AI applications rely heavily on the image or video data they will act upon. This means that data storage must be accessible to AI processing. Encryption and decryption of stored data must happen rapidly. The private nature of many image and video sources in sensitive marine contexts necessitates encrypting data not only while at rest but also during transit. The data architecture must ensure data are segregated between system tenants if the system will be multi-tenant. We designed redundant cloud-based systems, meaning data are automatically backed up to a location outside the primary storage to ensure continuity in the event of a system failure. Data access is typically controlled by Application Programming Interfaces (APIs) between end-user applications and data as well as between service applications and data. This ensures data security through the passing of required secure credentials to facilitate API access.

AI Processing

AI applications are compute intensive operations, sometimes requiring costly server infrastructure in the cloud. We design applications that are scalable to ensure costs are optimized. This means that the system will automatically scale-up when data is arriving, and scale back down when processing is complete.

Microservice Design

We favor a microservice design approach to cloud-based systems. This means we design small components that perform a specific task and are loosely coupled to each other or functional within an expected system flow. Microservices design maintains flexibility and agility within large systems and can help to reduce ongoing development costs and maintenance cycles.

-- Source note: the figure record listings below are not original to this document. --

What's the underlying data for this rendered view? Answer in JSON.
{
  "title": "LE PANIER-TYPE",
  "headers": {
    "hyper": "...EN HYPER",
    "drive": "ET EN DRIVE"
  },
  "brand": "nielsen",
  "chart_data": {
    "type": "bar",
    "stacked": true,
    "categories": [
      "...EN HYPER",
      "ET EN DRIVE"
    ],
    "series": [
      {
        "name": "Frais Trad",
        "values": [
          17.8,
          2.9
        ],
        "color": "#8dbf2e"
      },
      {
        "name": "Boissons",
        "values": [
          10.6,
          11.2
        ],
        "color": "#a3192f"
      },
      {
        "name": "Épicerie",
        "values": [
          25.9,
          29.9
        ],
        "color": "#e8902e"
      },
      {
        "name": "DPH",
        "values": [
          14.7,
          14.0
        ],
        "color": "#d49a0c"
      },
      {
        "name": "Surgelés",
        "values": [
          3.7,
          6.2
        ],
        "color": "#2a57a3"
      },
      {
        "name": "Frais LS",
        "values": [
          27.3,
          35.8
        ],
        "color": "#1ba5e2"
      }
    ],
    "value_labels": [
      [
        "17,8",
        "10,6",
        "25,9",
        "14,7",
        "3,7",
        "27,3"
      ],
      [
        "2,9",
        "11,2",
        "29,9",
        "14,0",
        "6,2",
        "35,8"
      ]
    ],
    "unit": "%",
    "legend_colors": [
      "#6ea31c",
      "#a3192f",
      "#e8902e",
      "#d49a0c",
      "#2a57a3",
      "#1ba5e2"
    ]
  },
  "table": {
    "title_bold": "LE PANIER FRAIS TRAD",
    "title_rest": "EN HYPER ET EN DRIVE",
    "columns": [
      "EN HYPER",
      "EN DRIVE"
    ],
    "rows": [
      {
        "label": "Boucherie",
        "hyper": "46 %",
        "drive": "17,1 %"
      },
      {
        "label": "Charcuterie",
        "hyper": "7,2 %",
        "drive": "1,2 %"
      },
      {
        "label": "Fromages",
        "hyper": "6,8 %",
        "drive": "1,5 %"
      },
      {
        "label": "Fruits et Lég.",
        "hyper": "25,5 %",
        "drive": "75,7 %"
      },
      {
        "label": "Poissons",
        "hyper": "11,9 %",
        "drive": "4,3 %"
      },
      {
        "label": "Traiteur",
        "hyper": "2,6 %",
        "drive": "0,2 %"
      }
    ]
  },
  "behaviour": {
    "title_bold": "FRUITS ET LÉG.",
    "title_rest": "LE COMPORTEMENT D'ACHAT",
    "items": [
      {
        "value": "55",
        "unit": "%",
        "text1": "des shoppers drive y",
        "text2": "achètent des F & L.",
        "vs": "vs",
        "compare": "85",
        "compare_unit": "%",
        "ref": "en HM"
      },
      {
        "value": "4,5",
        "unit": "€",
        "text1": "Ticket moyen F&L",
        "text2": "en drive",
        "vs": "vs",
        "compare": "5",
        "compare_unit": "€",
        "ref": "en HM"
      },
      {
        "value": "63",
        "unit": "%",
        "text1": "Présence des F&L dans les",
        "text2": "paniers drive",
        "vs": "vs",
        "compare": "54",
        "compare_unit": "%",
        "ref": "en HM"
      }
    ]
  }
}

Continuous Integration/Continuous Deployment

We typically deploy cloud-based systems that are supported by code repositories configured for continuous integration and continuous deployment. This means interface updates, API updates, and service configuration management, can be released seamlessly without disruption to end users.

Edge Based Systems

Edge-based systems bring the opportunity for real-time AI-assisted data analysis at sea, eliminating the delays and connectivity requirements of cloud-based processing.  Edge computing benefits include:

  • Real-time results available onboard to support fishing decisions that maintain sustainability and compliance
  • Real-time results that provide easier and more accurate logging for fishermen
  • Real-time results that ensure shore-based compliance teams can respond to incidents rapidly
  • Reduced data storage and transfer burdens if desired

Our Edge hardware team stays current on the latest and greatest technologies available from various suppliers of Edge system components such as compute devices, connectivity, and camera options. We develop our own Edge operating systems to optimize compute capacity for AI processing.